The Department of Environment (DoE)’s website quotes Lahijanzadeh as saying on Tuesday that in the rainfall year (September 22, 2015-September 21, 2016) about 1.1 billion cubic meters of water were flown to the Hurolazim Lagoon.
He said in summer, due to the temperature above 50 degrees in the region and evaporation of water, high amount of water was lost in the Lagoon, but now with fall of temperature and end of the Summer season, the climatic conditions in the Hurolazim Lagoon have improved. “Regional rainfalls beginning shortly in this month, will provide more favorable conditions in the Lagoon.”
Lahijanzadeh said that by end of this year, the Lagoon will be inundated almost to its full capacity (70 percent) and since in the winter and fall seasons, there will be no farming in the region, so all water of the Karkheh river will fully enter the Lagoon.
The director then said south of the Lagoon used to turn into a main hub of dust storms in the region and its revival removed the environmental hazard.
He noted that Ministry of Petroleum last year allocated a credit of 200 billion rials for the purpose. “The Ministry built 38 subterranean ways and bridges in the region where the Lagoon of Hurolazim is located.

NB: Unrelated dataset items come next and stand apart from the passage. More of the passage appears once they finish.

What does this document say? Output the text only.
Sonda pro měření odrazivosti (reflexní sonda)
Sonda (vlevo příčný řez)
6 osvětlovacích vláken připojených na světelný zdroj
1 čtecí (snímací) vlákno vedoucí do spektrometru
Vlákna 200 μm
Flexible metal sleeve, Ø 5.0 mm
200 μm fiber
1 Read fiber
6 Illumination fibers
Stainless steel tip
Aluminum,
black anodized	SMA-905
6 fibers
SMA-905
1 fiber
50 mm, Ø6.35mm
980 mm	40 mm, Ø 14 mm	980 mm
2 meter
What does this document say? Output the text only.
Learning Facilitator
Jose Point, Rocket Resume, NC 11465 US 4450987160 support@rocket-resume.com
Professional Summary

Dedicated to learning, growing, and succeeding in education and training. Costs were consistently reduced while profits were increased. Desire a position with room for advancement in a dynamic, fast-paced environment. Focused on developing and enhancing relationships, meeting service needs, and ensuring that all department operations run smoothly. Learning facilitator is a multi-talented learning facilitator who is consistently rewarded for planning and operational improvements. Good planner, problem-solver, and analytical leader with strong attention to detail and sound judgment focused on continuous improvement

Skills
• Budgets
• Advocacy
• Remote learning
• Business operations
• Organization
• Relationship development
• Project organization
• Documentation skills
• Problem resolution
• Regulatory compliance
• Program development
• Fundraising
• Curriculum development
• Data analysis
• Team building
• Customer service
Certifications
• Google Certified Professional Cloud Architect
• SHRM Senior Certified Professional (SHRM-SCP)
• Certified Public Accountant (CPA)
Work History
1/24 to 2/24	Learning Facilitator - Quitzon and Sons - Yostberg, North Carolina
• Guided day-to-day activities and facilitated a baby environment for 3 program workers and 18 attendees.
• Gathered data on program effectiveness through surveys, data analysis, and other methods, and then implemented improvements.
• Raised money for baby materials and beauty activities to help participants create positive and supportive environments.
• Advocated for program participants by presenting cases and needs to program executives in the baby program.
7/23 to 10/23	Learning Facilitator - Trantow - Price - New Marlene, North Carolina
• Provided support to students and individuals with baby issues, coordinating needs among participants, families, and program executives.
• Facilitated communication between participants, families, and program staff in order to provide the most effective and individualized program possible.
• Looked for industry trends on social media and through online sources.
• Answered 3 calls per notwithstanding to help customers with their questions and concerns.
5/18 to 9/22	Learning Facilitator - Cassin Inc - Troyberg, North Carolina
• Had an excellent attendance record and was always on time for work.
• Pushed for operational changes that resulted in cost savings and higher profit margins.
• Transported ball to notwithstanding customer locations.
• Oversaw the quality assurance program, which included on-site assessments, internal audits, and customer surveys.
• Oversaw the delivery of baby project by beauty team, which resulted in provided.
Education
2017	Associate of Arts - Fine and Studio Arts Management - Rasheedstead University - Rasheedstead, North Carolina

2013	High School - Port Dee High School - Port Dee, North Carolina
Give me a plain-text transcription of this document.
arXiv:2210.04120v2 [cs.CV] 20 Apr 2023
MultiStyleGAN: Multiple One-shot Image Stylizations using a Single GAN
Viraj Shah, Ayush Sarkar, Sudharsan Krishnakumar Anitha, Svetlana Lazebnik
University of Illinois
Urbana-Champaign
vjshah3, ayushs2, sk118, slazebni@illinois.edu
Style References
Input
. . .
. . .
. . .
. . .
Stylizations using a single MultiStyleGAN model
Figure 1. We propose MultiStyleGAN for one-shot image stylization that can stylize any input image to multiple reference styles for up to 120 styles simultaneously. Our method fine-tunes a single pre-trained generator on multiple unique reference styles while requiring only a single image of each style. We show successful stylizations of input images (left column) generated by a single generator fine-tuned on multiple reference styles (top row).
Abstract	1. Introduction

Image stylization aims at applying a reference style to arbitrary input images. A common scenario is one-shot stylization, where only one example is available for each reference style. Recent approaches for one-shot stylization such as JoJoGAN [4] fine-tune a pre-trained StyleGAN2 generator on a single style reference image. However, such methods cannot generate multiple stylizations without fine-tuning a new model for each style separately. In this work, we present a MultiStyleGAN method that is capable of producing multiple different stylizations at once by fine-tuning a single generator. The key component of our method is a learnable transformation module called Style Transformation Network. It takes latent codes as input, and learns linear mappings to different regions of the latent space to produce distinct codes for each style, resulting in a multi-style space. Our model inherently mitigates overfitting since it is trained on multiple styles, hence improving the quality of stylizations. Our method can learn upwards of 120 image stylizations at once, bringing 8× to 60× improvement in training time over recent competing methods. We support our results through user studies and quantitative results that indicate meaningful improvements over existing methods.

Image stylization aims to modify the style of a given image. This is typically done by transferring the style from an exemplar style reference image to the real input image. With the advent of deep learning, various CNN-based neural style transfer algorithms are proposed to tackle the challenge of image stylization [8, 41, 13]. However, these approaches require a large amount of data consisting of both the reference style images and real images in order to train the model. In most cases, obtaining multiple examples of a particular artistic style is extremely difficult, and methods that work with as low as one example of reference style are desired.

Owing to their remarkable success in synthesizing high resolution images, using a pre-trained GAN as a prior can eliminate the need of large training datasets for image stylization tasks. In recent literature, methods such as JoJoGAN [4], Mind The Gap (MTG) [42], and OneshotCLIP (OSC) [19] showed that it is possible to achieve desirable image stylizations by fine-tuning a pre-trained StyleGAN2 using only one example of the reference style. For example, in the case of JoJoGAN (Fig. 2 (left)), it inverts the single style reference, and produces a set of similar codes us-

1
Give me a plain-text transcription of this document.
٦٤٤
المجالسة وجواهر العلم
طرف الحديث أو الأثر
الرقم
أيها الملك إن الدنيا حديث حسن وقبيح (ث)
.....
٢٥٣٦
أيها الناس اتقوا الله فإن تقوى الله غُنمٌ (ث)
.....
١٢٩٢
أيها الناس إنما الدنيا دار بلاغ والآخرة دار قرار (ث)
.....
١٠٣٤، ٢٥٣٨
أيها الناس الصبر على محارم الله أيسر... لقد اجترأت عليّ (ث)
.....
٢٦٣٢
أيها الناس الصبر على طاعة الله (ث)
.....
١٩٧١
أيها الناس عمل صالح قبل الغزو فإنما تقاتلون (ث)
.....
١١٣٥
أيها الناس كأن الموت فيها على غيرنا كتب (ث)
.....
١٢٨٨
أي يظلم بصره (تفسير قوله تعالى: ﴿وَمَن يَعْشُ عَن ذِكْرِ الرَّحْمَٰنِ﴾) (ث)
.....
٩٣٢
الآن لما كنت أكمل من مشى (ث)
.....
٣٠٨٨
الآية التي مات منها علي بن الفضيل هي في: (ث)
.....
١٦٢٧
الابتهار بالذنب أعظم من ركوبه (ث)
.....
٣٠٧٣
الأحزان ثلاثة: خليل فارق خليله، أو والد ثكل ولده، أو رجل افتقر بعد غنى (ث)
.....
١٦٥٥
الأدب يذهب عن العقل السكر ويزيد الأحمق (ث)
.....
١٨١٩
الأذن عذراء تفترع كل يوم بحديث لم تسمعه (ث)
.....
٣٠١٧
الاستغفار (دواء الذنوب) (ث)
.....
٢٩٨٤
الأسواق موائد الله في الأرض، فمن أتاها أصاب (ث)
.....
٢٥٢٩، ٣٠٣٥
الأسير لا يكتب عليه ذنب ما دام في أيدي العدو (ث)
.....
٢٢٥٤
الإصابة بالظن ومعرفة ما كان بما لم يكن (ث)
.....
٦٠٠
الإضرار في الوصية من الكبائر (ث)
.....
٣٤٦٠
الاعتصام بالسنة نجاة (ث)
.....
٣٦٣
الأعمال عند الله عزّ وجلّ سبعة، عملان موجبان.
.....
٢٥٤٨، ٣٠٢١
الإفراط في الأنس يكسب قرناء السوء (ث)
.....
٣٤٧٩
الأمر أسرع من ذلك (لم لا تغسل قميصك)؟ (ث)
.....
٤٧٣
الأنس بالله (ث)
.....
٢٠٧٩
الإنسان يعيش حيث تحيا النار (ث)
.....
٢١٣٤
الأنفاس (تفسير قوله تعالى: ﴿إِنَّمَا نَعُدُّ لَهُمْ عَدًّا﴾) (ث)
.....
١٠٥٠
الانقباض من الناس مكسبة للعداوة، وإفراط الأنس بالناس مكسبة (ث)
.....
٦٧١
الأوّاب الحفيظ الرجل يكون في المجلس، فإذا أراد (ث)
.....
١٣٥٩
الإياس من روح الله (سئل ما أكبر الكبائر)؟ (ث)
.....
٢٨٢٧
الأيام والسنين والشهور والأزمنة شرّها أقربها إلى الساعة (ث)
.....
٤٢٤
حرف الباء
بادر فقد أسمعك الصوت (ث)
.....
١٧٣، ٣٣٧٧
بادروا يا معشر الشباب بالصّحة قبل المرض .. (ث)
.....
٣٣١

So, various parts of the Lagoon and its basins, that were formerly blocked, once again were linked with each other.”
Head of the DoE Masoomeh Ebtekar had sometime ago announced that revival of lagoons and wetlands is one of the important measures government has adopted to counter dust. “In the year 1392 (2013-14), Hurolazim pond was fully dried up; thus far, more than 60 percent of wetland has been inundated and the hubs of dust have been removed.”
Hurolazim pond is the biggest wetland of Iranian and Khouzestan Province. It is located on Iran-Iraq border and about one third of the pond is in Iran and the rest in Iraq.
Khuzestan is not the only Iranian province where wetlands have dried up or are on the verge of drying up. The water level of Orumieh Lake, located in West Azarbaijan province, has also declined sharply.
Experts have warned that the conditions of the lake could worsen, afflicting nearby residents with salt storms.
The first global treaty dealing with biodiversity was the Ramsar Convention, predating the Rio processes by 20 years.
Ramsar aims to conserve wetlands, the usefulness of which has been undervalued — even the eminent French naturalist of the 18th century, the Comte de Buffon, advocated their destruction — and suffered large losses in recent decades.
Far from being wastelands, wetlands provide invaluable services, replenishing aquifers that supply drinking water and filter out harmful pollutants. By maintaining a healthy environment, wetlands help ensure human wellbeing.